Entretien avec Nil Yalter
Nil Yalter a obtenu le Lion d’or de la 60e Biennale de Venise pour l’ensemble de son œuvre.
« Il n’y avait pas de spécificité d’artistes du Moyen-Orient, mais “les femmes artistes” comme problématique. Alors qu’est-ce que c’est, l’art des femmes ? Par exemple, on me critiquait parfois […] parce que j’utilisais la vidéo, la photographie. Je me servais d’un média utilisé par les hommes. Il y avait deux groupes : celles qui regardaient psychanalytiquement et physiquement le corps de la femme ; et mon travail, qui était un peu trop politisé. »
Née en 1938, Nil Yalter quitte définitivement la Turquie pour s’installer en France au milieu des années 1960, et aussitôt elle fréquente les cercles féministes où se discutent la place des femmes dans la vie intellectuelle, politique et économique du pays.
« C’est un dur métier que l’exil » aurait pu être le sous-titre polysémique de cet entretien réalisé par Fabienne Dumont en 2019, tandis qu’ensemble elles préparaient l’exposition rétrospective au MacVal (Trans/humance, du 5 octobre 2019 au 9 février 2020). Exil géographique et culturel, et exil au sein d’un monde dominé par les hommes, car à l’époque, plus encore qu’aujourd’hui, être “femme artiste” était un combat.
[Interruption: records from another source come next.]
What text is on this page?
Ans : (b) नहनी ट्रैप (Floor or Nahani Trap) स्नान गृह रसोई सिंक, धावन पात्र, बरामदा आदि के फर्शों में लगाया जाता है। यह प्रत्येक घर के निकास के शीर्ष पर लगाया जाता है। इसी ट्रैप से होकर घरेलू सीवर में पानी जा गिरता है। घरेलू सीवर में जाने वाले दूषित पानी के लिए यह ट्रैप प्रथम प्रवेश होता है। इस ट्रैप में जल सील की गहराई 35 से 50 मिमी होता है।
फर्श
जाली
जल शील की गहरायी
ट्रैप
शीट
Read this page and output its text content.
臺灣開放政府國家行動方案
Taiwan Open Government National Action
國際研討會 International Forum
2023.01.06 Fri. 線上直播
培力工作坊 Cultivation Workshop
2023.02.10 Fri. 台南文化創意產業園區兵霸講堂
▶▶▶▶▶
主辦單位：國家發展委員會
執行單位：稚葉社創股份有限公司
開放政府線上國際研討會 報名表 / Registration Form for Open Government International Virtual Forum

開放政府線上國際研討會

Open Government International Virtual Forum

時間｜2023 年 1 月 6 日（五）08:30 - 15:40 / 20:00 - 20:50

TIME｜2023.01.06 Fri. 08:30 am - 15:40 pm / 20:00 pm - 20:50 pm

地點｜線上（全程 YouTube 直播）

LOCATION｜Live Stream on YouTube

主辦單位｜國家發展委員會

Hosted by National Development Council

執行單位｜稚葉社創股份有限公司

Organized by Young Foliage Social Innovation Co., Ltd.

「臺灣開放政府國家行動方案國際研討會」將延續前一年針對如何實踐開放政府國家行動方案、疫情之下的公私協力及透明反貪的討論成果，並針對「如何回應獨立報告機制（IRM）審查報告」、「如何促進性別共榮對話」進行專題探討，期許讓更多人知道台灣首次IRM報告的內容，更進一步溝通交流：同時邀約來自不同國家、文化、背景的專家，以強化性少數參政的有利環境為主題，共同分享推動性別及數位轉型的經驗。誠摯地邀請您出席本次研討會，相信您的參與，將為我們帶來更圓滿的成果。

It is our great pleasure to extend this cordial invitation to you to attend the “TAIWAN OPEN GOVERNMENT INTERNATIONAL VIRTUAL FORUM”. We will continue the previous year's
Pionnière des nouveaux médias et d’une approche documentaire et sociologique de l’art, Nil Yalter est aujourd’hui regardée avec une attention accrue pour sa grande actualité à la fois formelle et conceptuelle, portant sur des problématiques qui continuent de traverser nos sociétés : les luttes des femmes, les migrations ou encore la condition des travailleurs et travailleuses. Mené avec la complicité de Fabienne Dumont, cheville ouvrière de sa redécouverte, cet entretien déroule la trajectoire d’un demi-siècle d’une carrière engagée, dans la critique sociale comme dans l’innovation technologique, croisant de multiples comparses de lutte et de création, qui la place parmi les figures incontournables de la scène artistique contemporaine.
Nil Yalter a été lauréate du prix d’honneur AWARE (Archives of Women Artists, Research and Exhibition) en 2018. Ce prix symbolise la nécessaire reconnaissance de grandes artistes femmes dont l’œuvre et la carrière ont trop souvent été méconnues ou redécouvertes tardivement dans le cadre de rétrospectives partielles. Ce prix s’accompagne de la publication d’un long entretien qui est l’occasion d’entrer dans les détails de leur vie, de leur parcours et leurs rencontres.